# Spark based Expense Classification 

This notebook is the launchpad for running the expense classification algorithm built on Spark using pyspark. To run this notebook, following conditions should be satisfied in the end user machine.

1. Spark should be installed in the end user machine
2. SPARK_HOME Variable should be setup in the .bashrc file

## Approach Overview

1. Data Ingestion and Extraction, loading a CSV file is straightforward with Spark csv packages.
https://github.com/databricks/spark-csv. This package allows us to convert csv files to Spark dataframes. Hence it offers an advantage of dealing with data organized as a native Spark data structure. All the data management utilities are packaged under **Data_to_Spark_Utils.py** file.
<br><br>
2. Once CSV files are ingested, only 2 columns are retained, the expenses category and the expense description.
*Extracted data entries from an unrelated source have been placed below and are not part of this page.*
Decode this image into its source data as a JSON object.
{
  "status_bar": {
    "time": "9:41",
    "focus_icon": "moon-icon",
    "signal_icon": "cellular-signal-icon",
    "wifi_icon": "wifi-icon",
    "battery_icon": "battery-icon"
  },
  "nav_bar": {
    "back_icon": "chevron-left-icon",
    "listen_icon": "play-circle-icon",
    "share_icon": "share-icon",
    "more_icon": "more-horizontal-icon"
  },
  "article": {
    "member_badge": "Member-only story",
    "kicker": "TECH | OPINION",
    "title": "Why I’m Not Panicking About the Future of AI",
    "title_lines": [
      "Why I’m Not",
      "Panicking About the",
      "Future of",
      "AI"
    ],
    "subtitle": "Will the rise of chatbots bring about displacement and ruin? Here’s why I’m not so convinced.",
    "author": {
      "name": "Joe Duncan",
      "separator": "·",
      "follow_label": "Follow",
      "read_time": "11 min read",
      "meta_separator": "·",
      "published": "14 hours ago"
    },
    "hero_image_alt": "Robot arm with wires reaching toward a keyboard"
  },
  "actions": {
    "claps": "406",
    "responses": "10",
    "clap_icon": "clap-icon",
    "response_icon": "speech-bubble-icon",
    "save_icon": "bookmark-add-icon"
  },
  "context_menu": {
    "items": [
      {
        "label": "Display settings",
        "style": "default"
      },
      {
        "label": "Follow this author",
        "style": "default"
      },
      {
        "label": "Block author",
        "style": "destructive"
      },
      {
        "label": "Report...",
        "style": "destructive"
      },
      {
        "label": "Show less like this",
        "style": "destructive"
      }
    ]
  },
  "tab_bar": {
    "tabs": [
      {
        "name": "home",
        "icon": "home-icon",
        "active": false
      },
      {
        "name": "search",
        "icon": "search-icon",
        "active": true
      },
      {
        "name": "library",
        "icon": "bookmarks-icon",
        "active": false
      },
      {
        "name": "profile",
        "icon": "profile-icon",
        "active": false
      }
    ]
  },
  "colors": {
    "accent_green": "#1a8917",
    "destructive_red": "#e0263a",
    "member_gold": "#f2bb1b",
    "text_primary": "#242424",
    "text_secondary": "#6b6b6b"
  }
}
My approach to solve this problem is to use an NLP based approach. Expense category column provides the labels/ classes, expense description column provides the features.  Features are extracted from the expense descriptions and are used to train a classifier 
<br><br>
3. Next step is to build a machine learning pipeline for the Spark machine learning library. https://spark.apache.org/docs/2.2.0/ml-pipeline.html. Pipeline construction, data preparation, model specification, training and validation functions are present in the **ML_Utils.py** file. For this exercise, we consider the following: <bbr> 
    1. regexTokenizer: Tokenization (with Regular Expression)
    2. stopwordsRemover: Remove Stop Words
    3. countVectors: Count vectors (“document-term vectors”)
    4. TF - IDF Features
<br><br>
 4. The features are used to construct a pipeline. Once the pipeline is constructed, the raw data is given to the pipeline to extract features and labels. This then is passed to classifiers.
<br><br>
 5. For this exercise, Logistic regression, Logistic regression with cross validation and random forests are implemented. 
<br><br>
 6. The evaluation metrics generated by the multiclass evaluators in Spark help in judging the performance of the models. 
<br><br>
    
## Directions to run Algorithm for other files
Just change the training and the validation file paths in the second executable cell. The Notebook will take care of the rest. 

## Key Observations

1. The data we use is limited and hence using TF-IDF and other features built here does not represent the classess better. Hence the performance across models are poor
<br><br>
2. In Python, implementation, I have used word embeddings to perform classification. The results are far superior, as the word embeddings allow us to construct sentance vectors.
<br><br>

### Import relevant packages

In [1]:
# To find Spark home and initialize Spark instance to work with Jupyter
import findspark
findspark.init()

# Import pyspark to work with Saprk from Python IDE
import pyspark
import random

from pyspark.sql import SQLContext
from pyspark import SparkContext

# User defined utilities
import Data_to_Spark_Utils as D2S
import ML_Utils as MU

### Setup Spark Context and Ingest CSV as Spark dataframes

In [2]:
sc =SparkContext()
Training_Data = D2S.Ingest_CSV_in_Spark(sc,"/home/muthusundaram/Python_trials/Wave_ML_Challenge/training_data_example.csv" )
Validation_Data = D2S.Ingest_CSV_in_Spark(sc,"/home/muthusundaram/Python_trials/Wave_ML_Challenge/validation_data_example.csv" )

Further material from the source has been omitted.